What sort of utensils do the people who aren’t real use and what do you have against utensils made of materials other than plastic? (Note: for those shopping for plastic utensils, the author probably means Karama Souq.)


* “Shindagha, the original site from which Dubai grew, is by the river mouth. Sheikh Saeed's house, the former home of the ruling Maktoum family, has been 'carefully restored' and is open to view.”
Why is carefully restored in inverted commas? Are those Arabs trying to trick Anon again with a ‘fake’ house and yet another fake experience? Is there nothing really authentic in Dubai? Not according to Anon.

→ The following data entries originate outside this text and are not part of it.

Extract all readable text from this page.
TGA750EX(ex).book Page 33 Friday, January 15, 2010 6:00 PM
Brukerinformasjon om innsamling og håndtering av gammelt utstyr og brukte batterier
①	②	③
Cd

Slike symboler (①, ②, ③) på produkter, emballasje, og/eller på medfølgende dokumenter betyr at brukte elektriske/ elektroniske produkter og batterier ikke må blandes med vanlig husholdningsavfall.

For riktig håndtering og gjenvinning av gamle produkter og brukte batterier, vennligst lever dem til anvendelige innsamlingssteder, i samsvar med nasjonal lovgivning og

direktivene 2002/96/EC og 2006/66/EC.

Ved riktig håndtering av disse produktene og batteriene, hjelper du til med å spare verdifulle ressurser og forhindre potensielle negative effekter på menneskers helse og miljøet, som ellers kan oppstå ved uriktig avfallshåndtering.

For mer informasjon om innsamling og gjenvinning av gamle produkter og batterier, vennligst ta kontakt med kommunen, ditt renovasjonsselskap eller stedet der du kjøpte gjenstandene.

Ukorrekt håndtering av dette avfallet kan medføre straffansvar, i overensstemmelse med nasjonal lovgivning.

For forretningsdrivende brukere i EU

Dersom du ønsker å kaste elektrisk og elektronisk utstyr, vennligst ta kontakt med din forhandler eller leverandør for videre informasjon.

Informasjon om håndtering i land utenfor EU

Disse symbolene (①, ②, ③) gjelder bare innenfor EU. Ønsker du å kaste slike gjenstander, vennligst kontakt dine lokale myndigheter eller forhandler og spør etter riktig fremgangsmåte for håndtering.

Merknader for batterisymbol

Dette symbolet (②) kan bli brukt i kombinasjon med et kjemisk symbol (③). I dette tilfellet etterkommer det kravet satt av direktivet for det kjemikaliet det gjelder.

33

* “Nearby, the Heritage and the Pearl Fishers' villages purport to offer a glimpse of traditional life - with credit card facilities.”
It’s actually ‘Heritage and Diving Villages’ and the author clearly didn’t visit during the frequent Emirati events (pictured), including traditional dances and singing, as well as our favourite, the rifle-throwing competitions – you don’t need a credit card for those, just for the ‘fake’ souvenirs. You also don’t need a credit card to buy the authentic breads and snacks made by ‘real’ local women, just some small change.


* “In fact, there are few historic buildings left standing. Between the corrosive elements of sun and wind, mud walls don't tend to last long and for the past few decades, Dubai's natives have been more enthusiastic about building comfortable, modern mansions than restoring mud huts.”
We’ll overlook the inaccuracies and horrid sentence construction, but damn those ‘natives’ wanting to live in comfortable, modern mansions when they could live in a ‘mud hut’ with no air-conditioning for the sake of not appearing ‘fake’ to a New Zealand ‘journalist’ who can’t even get his ‘facts’ straight. The cheek of them.

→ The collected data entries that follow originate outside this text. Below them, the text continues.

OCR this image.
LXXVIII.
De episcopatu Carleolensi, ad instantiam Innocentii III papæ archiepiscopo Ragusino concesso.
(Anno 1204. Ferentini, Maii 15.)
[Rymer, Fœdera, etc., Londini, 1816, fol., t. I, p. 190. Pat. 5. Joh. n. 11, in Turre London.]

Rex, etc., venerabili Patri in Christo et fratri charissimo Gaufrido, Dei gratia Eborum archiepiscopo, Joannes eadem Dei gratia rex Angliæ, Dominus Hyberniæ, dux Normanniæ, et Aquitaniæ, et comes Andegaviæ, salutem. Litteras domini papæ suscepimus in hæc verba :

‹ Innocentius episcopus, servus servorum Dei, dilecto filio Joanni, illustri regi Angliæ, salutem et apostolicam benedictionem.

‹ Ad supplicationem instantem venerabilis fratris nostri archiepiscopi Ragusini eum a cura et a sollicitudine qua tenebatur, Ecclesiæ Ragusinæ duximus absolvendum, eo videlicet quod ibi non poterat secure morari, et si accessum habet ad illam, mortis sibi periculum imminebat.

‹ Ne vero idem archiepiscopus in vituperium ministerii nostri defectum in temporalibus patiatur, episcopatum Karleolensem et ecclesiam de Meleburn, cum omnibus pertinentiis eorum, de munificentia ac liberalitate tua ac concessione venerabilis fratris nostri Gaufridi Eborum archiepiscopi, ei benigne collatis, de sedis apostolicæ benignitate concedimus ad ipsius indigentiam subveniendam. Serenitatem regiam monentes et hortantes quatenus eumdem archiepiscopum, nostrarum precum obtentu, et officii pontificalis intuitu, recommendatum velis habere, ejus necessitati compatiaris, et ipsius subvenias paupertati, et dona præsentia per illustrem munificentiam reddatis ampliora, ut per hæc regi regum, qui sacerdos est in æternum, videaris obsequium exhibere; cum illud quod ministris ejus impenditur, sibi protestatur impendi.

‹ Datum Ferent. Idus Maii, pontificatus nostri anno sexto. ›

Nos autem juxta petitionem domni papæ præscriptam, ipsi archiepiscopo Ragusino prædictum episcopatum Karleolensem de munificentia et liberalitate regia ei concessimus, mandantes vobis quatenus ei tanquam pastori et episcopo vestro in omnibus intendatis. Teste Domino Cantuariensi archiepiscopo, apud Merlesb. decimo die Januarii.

* “A dignified older man offers us dates and coffee spiced with cardamom.”

At last, the Wilfred Thesiger or Lawrence of Arabia moment that Anon has been looking for happens! Luckily, it wasn’t an ‘undignified’ older man that he met. I hear they’re not as friendly.


* “Hospitality is one of the most highly esteemed virtues in Islamic culture. The touching family scene straight out of centuries past is disrupted by the arrival of a giant SUV sending up clouds of sand. The other men of the family are arriving.”

Damn, just as Anon’s Orientalist dream – straight from ‘centuries past’ – is realised, it’s snatched away by ‘fake’ Arabs and their ‘fake’ 4WD’s. Don’t they know anything about authenticity, like, you know, white New Zealanders earnestly doing the Haka? By the way, it’s Arab (and especially Bedouin) hospitality that Anon might be thinking of and Islam is a religion.


* “When we recount our meeting later, our guide is quick to quell any romantic notions of traditional lifestyles surviving into the 21st century. It turns out Bedouin all live in the city these days, and drive to their estates at the weekend. "Camel caretakers", predominantly from Southeast Asia, are paid a pittance to do the actual day-to-day camel wrangling.”

Wow. Sounds like these tour guides are a real downer in Dubai. As soon as you think you’ve found something authentic – baaaaammmm – they’ll spoil it for you!

And so it turns out that the only ‘real’ moment of Anon’s Orientalist Dream Tour was fake as well.

* Terry Carter is my husband and co-writer.